Par un casting classique. Nous avons cherché de manière ciblée dans la région de Bologne. Il a exactement le ton, la mélodie de la langue de cette région. C’était important pour nous. Mes collaborateurs ont fait une présélection parmi les nombreuses réponses que nous avons reçues à notre appel dans les médias sociaux. Le garçon n’a pas d’antécédents religieux, il n’a pas été baptisé ni confirmé. Mais il a pu saisir très profondément la douleur de son personnage. Il y a là quelque chose de mystérieux, qui est peut-être ancré dans sa personne. Il a vraiment pu devenir Edgardo, notamment grâce aux excellents acteurs qui l’ont accompagné devant la caméra : la mère, le père, le pape, l’inquisiteur et les autres enfants. Il est certain que ce film aurait pu échouer si le jeune garçon n’avait pas été crédible. Mais c’est justement lui qui est devenu l’une des forces du film.
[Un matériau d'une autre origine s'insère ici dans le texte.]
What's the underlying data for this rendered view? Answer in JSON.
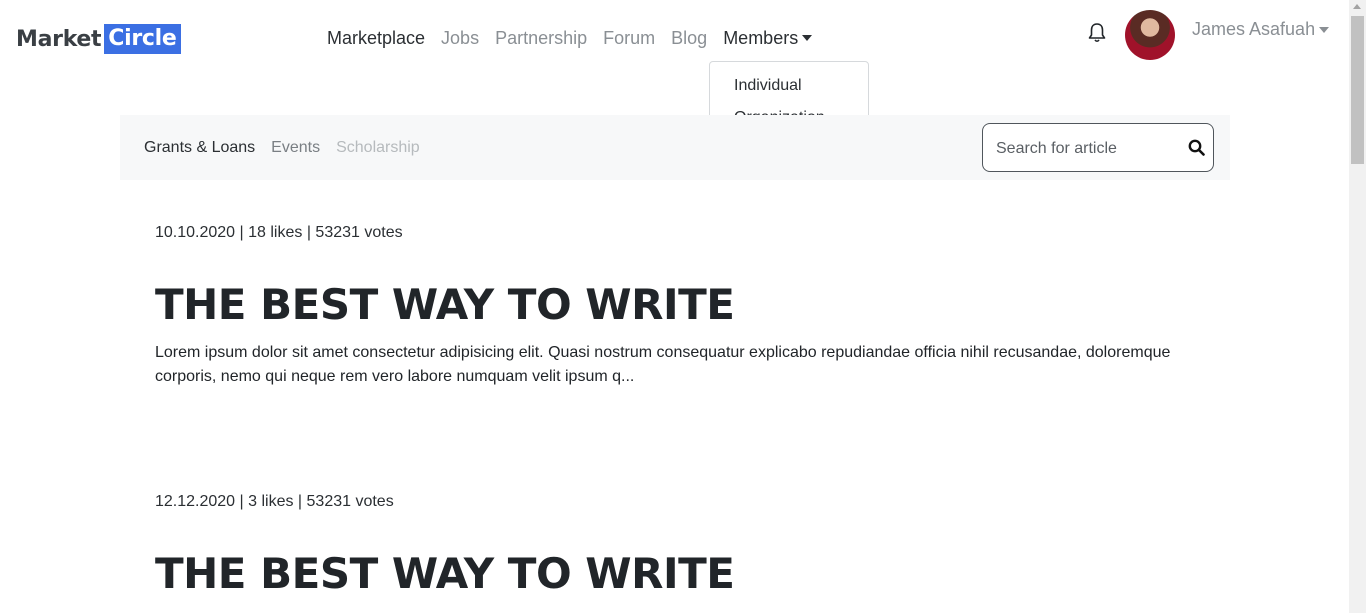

Y a-t-il eu une scène qui a été particulièrement exigeante ou émotionnelle pour le jeune acteur ?
Oui, bien sûr. Bien qu’il n’ait pas encore sept ans, le garçon était très conscient de sa responsabilité. Il voulait vraiment faire du bon travail. Parfois, il n’était pas satisfait de sa prestation et demandait à ce que la scène soit rejouée. Les scènes qui l’ont le plus ému et qu’il redoutait un peu étaient les scènes clés avec la mère, avec le père, l’enlèvement lui-même.
Quel est pour vous le message principal de L’ENLÈVEMENT (RAPITO) ?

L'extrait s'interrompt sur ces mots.